Moreover, by launching an official marketplace, X can capture this revenue directly. X explained on a help page that it’s launching the marketplace
“instead of releasing inactive handles at once for anyone to claim because it wants to prevent bot spam or misuse,” noting that the marketplace “allows for fair and secure distribution through a controlled process.”
The marketplace creates a two-tier system where access to desirable handles depends on subscription status and purchasing power. For businesses, creators, and influencers, a clean, memorable handle carries real value. It’s a critical element of brand identity, search visibility, and digital prestige. But that value now comes with a hefty price tag.
Now that means free users are effectively locked out of the marketplace entirely. They must either pay for a Premium subscription to access “Priority” handles or have deep pockets and platform clout to compete for “Rare” handles through invitation-only purchases.
Once a user secures a new handle through the marketplace, X will freeze their old handle so no one else can claim it. However, for those who purchased rare handles, the subscription dependency means they could potentially lose their investment if they can’t maintain the premium status.

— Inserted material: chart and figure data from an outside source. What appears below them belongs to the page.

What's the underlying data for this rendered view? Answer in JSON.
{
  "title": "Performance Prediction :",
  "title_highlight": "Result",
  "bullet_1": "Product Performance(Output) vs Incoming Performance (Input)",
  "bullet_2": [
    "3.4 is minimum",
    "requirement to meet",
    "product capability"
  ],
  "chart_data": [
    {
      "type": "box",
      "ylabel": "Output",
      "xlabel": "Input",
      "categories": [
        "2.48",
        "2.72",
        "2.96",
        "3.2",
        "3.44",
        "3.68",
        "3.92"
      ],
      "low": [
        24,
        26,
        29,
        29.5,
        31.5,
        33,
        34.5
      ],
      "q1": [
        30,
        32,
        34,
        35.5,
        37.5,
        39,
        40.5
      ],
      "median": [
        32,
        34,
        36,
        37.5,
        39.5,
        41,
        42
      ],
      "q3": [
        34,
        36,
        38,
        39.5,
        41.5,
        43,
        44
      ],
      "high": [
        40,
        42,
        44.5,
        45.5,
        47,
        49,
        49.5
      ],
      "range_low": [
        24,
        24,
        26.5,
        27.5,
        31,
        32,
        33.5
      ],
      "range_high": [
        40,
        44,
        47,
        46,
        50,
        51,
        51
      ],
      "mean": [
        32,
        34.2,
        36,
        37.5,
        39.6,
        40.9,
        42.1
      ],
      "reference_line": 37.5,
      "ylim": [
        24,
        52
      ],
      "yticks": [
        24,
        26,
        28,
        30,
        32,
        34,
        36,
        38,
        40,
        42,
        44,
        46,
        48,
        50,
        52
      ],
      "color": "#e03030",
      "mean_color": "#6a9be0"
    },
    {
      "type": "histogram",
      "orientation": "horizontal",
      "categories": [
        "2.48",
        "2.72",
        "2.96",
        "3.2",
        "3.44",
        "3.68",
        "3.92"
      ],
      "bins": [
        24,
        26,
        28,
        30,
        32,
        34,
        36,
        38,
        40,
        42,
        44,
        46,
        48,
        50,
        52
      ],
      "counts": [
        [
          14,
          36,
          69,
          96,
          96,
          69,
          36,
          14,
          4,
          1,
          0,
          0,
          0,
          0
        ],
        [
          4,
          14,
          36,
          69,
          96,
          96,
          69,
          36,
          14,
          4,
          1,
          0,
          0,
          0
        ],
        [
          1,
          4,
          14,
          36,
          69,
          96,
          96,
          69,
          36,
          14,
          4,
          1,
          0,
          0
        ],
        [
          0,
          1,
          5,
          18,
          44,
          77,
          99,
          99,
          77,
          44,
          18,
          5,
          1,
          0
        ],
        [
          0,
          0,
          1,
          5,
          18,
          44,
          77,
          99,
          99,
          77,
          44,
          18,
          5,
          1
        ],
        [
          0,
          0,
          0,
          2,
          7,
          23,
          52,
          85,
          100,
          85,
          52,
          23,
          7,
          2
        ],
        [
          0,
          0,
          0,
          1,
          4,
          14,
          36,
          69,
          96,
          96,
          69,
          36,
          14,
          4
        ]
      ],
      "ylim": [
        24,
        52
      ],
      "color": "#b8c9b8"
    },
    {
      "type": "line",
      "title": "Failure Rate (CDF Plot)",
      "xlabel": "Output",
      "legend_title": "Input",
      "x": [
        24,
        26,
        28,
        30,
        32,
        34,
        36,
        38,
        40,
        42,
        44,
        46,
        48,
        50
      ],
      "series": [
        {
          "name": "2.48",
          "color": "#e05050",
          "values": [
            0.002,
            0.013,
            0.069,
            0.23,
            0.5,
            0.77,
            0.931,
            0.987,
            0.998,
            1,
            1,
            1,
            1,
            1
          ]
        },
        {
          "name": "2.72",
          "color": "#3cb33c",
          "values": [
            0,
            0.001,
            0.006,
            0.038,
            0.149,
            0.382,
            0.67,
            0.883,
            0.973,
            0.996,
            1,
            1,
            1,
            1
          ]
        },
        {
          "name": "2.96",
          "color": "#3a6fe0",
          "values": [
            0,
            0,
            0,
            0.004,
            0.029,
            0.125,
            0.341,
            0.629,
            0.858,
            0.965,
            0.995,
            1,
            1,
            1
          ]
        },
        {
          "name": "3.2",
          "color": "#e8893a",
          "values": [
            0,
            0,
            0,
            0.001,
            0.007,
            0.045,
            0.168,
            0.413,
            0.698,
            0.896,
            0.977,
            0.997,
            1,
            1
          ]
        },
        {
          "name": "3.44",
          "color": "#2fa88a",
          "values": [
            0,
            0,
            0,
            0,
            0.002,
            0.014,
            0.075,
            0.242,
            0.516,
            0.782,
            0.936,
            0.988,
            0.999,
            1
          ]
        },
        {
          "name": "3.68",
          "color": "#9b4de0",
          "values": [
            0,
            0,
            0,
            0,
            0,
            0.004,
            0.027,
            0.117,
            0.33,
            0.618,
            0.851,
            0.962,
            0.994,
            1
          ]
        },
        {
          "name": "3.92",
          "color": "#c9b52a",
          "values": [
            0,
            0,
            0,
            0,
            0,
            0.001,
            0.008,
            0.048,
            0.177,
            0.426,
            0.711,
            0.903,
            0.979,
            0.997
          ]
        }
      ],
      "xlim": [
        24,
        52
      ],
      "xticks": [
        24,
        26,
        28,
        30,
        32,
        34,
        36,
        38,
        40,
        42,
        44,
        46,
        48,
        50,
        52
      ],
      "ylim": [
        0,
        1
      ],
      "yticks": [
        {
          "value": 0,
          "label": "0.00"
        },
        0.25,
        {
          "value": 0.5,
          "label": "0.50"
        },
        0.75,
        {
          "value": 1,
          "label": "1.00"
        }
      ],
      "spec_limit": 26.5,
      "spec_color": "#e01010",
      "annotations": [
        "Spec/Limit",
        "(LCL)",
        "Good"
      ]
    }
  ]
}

The success of X’s handle marketplace will likely depend on if advertisers return to the platform and if users accept this new level of commercialization. According to current estimates, xAI is on track to generate around $500 million in revenue in 2025, rising to $2 billion in 2026. This indicates X might need support from Musk’s other ventures to remain solvent.
For now, the handle marketplace represents X’s latest attempt to monetize previously free features, hence turning digital identity itself into a commodity. Whether users will embrace this change or rebel against it remains to be seen.